Hundreds gather in Stockholm protesting against Nobel Prize for Handke
As the Nobel Prize Committee was handing over the prize in literature to Peter Handke, several hundred mostly Bosnians gathered in central Stockholm on Tuesday late afternoon to raise their voice against the decision to award the Austrian writer, known for his controversial stances on the 1992-95 Bosnian war, N1 reported live from the Sweden’s capital.
“They killed several thousands of our children in Srebrenica in three days. More than 5,000 of our children who had watched their mothers and fathers being taken away feel no hatred today. They don’t seek revenge. They got educated, they speak several languages. They’re the best children, our children from Bosnia and Herzegovina. They’re the pride and victory of the mothers who survived genocide,” said Munira Subasic, a representative of the Mothers of Srebrenica association, addressing the crowd in Stockholm.

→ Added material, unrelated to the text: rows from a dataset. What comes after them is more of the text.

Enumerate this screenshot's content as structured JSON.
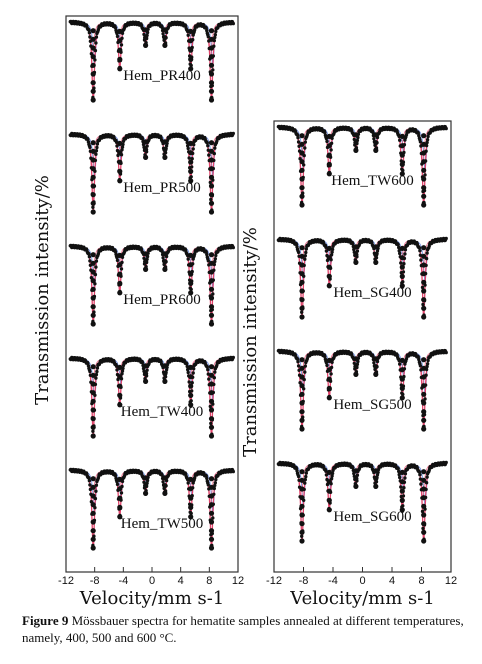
{
  "chart_data": [
    {
      "type": "scatter",
      "xlabel": "Velocity/mm s-1",
      "ylabel": "Transmission intensity/%",
      "xlim": [
        -12,
        12
      ],
      "x_ticks": [
        "-12",
        "-8",
        "-4",
        "0",
        "4",
        "8",
        "12"
      ],
      "panels": [
        {
          "label": "Hem_PR400",
          "line_positions_mm_s": [
            -8.2,
            -4.5,
            -0.9,
            1.8,
            5.4,
            8.3
          ],
          "relative_depth": [
            1.0,
            0.6,
            0.3,
            0.3,
            0.6,
            1.0
          ]
        },
        {
          "label": "Hem_PR500",
          "line_positions_mm_s": [
            -8.2,
            -4.5,
            -0.9,
            1.8,
            5.4,
            8.3
          ],
          "relative_depth": [
            1.0,
            0.6,
            0.3,
            0.3,
            0.6,
            1.0
          ]
        },
        {
          "label": "Hem_PR600",
          "line_positions_mm_s": [
            -8.2,
            -4.5,
            -0.9,
            1.8,
            5.4,
            8.3
          ],
          "relative_depth": [
            1.0,
            0.6,
            0.3,
            0.3,
            0.6,
            1.0
          ]
        },
        {
          "label": "Hem_TW400",
          "line_positions_mm_s": [
            -8.2,
            -4.5,
            -0.9,
            1.8,
            5.4,
            8.3
          ],
          "relative_depth": [
            1.0,
            0.6,
            0.3,
            0.3,
            0.6,
            1.0
          ]
        },
        {
          "label": "Hem_TW500",
          "line_positions_mm_s": [
            -8.2,
            -4.5,
            -0.9,
            1.8,
            5.4,
            8.3
          ],
          "relative_depth": [
            1.0,
            0.6,
            0.3,
            0.3,
            0.6,
            1.0
          ]
        }
      ]
    },
    {
      "type": "scatter",
      "xlabel": "Velocity/mm s-1",
      "ylabel": "Transmission intensity/%",
      "xlim": [
        -12,
        12
      ],
      "x_ticks": [
        "-12",
        "-8",
        "-4",
        "0",
        "4",
        "8",
        "12"
      ],
      "panels": [
        {
          "label": "Hem_TW600",
          "line_positions_mm_s": [
            -8.2,
            -4.5,
            -0.9,
            1.8,
            5.4,
            8.3
          ],
          "relative_depth": [
            1.0,
            0.6,
            0.3,
            0.3,
            0.6,
            1.0
          ]
        },
        {
          "label": "Hem_SG400",
          "line_positions_mm_s": [
            -8.2,
            -4.5,
            -0.9,
            1.8,
            5.4,
            8.3
          ],
          "relative_depth": [
            1.0,
            0.6,
            0.3,
            0.3,
            0.6,
            1.0
          ]
        },
        {
          "label": "Hem_SG500",
          "line_positions_mm_s": [
            -8.2,
            -4.5,
            -0.9,
            1.8,
            5.4,
            8.3
          ],
          "relative_depth": [
            1.0,
            0.6,
            0.3,
            0.3,
            0.6,
            1.0
          ]
        },
        {
          "label": "Hem_SG600",
          "line_positions_mm_s": [
            -8.2,
            -4.5,
            -0.9,
            1.8,
            5.4,
            8.3
          ],
          "relative_depth": [
            1.0,
            0.6,
            0.3,
            0.3,
            0.6,
            1.0
          ]
        }
      ]
    }
  ],
  "colors": {
    "data_points": "#111111",
    "fit_total": "#e0436a",
    "fit_subspectrum": "#4a6fd6",
    "axes": "#333333"
  },
  "caption": {
    "label": "Figure 9",
    "text": "Mössbauer spectra for hematite samples annealed at different temperatures, namely, 400, 500 and 600 °C."
  }
}
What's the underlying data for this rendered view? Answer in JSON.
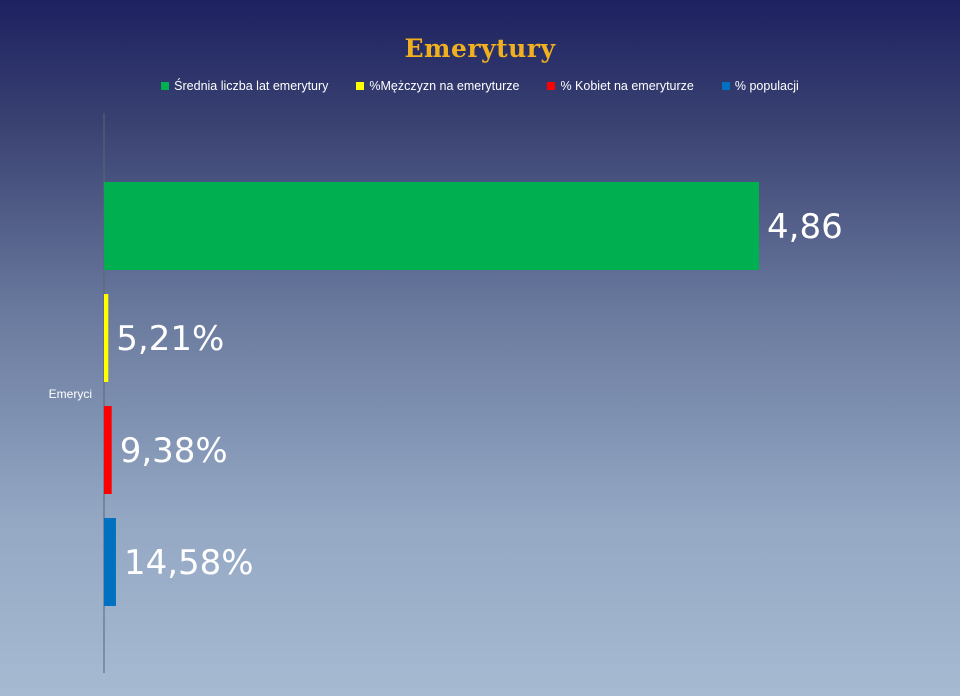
{
  "chart_data": {
    "type": "bar",
    "orientation": "horizontal",
    "title": "Emerytury",
    "categories": [
      "Emeryci"
    ],
    "series": [
      {
        "name": "Średnia liczba lat emerytury",
        "values": [
          4.86
        ],
        "label": "4,86",
        "color": "#00b050"
      },
      {
        "name": "%Mężczyzn na emeryturze",
        "values": [
          5.21
        ],
        "label": "5,21%",
        "color": "#ffff00"
      },
      {
        "name": "% Kobiet na emeryturze",
        "values": [
          9.38
        ],
        "label": "9,38%",
        "color": "#ff0000"
      },
      {
        "name": "% populacji",
        "values": [
          14.58
        ],
        "label": "14,58%",
        "color": "#0070c0"
      }
    ],
    "legend_position": "top",
    "grid": false,
    "xaxis_visible": false
  }
}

Srebrenica victims’ association were amongst the first to raise their voice against the Nobel Prize for Handke, the writer known for his controversial stances on the events from the early 1990s in former Yugoslavia and supporting Slobodan Milosevic, the late Serbian nationalist leader who died in 2006 in detention while awaiting trial at the UN war crimes tribunal in the Hague for his role in the 1990s wars in the Balkans. Handke spoke at Milosevic’s funeral.

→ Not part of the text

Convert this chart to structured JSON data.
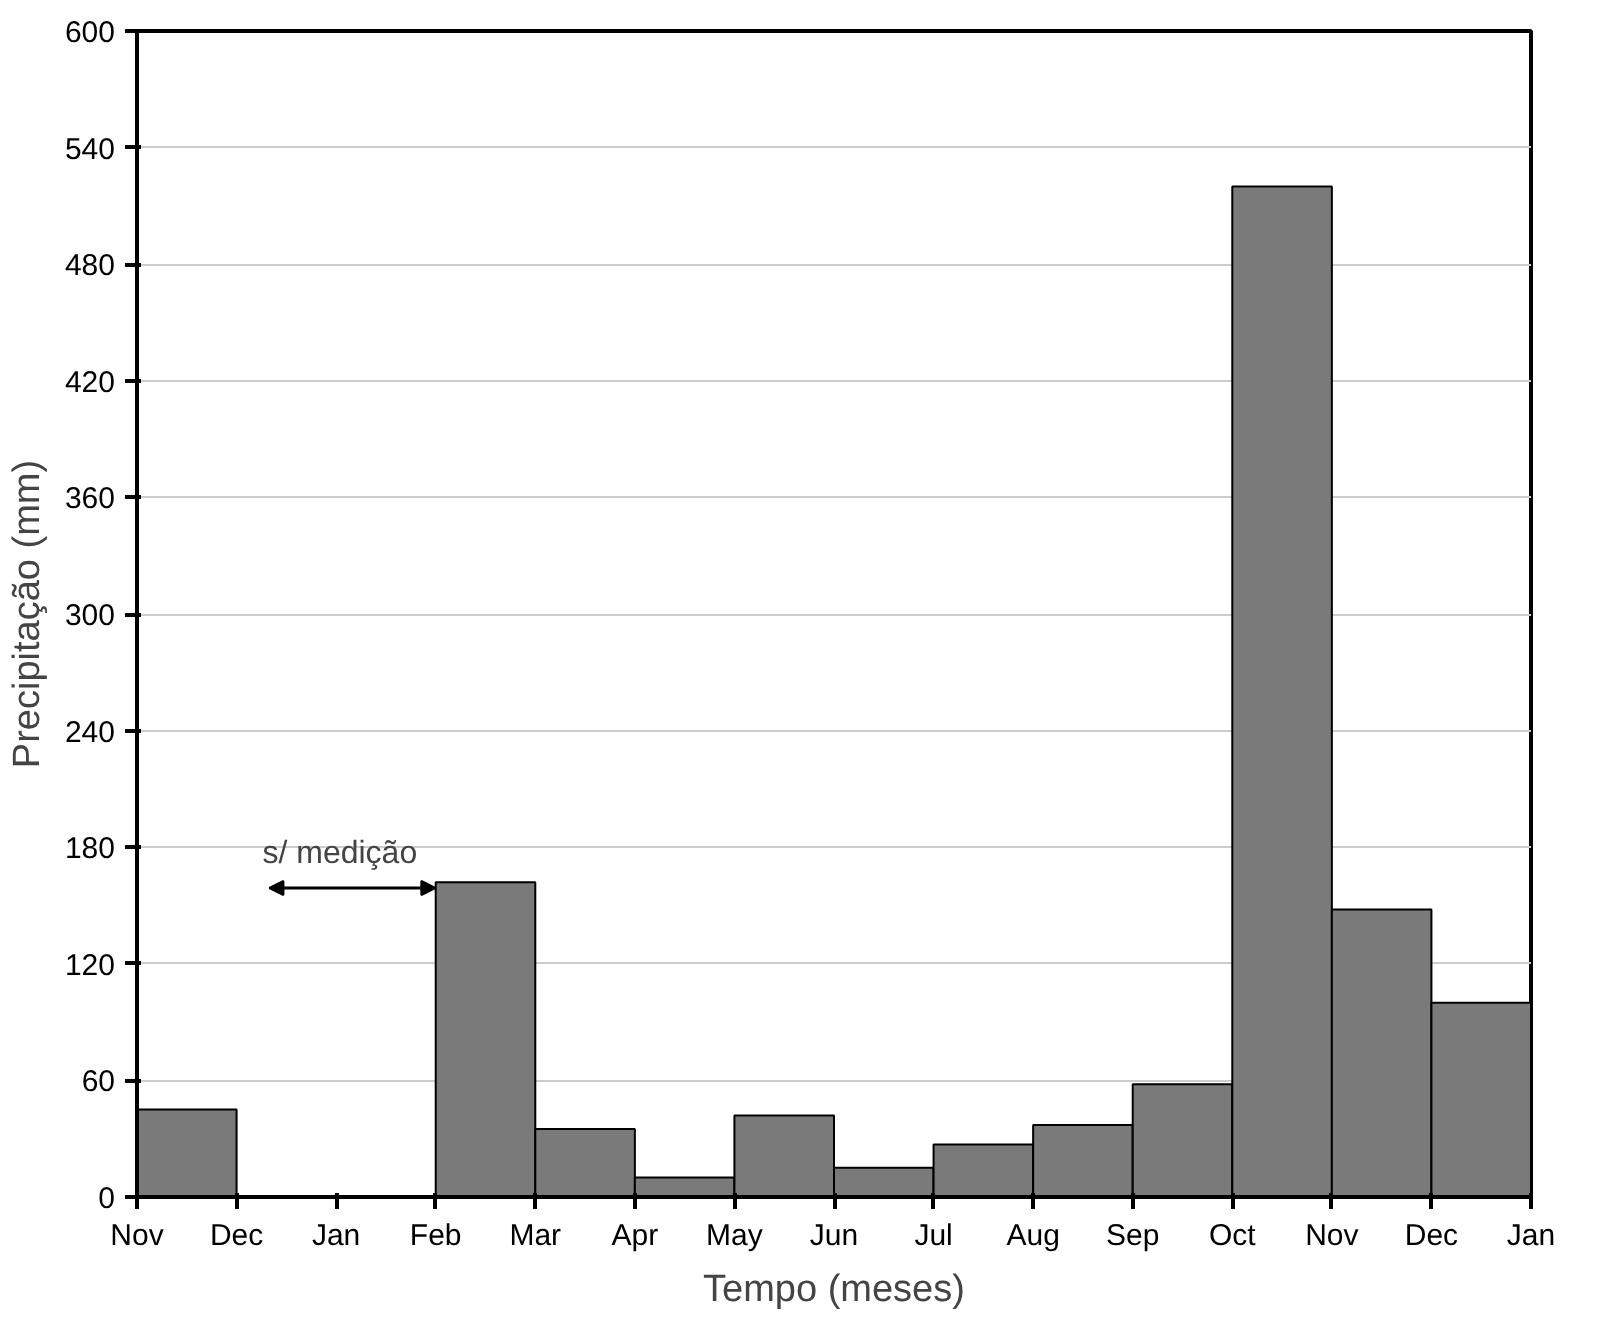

Additionally, a feature published by ‘The Guardian’ in 1999 carried Handke’s words saying that Muslims had staged their own massacres in Sarajevo and that he did not believe the Serb troops killed thousands of Muslim men and boys in Srebrenica in 1995.
The Academy, however, rejected the criticism, with the Academy’s head Mats Malm saying that, while it is true that Handke had made provocative statements on political issues, the author had never glorified bloodshed.
“The Academy … has not found anything in his writing that constitutes an attack on civil society or on the respect for the equality of all people,” Malm wrote.
Handke refused to answer questions about his views of Milosevic at a news conference held in Stockholm last Friday.
The award ceremony was boycotted by Bosnia, Croatia, Kosovo, Albania and Turkey.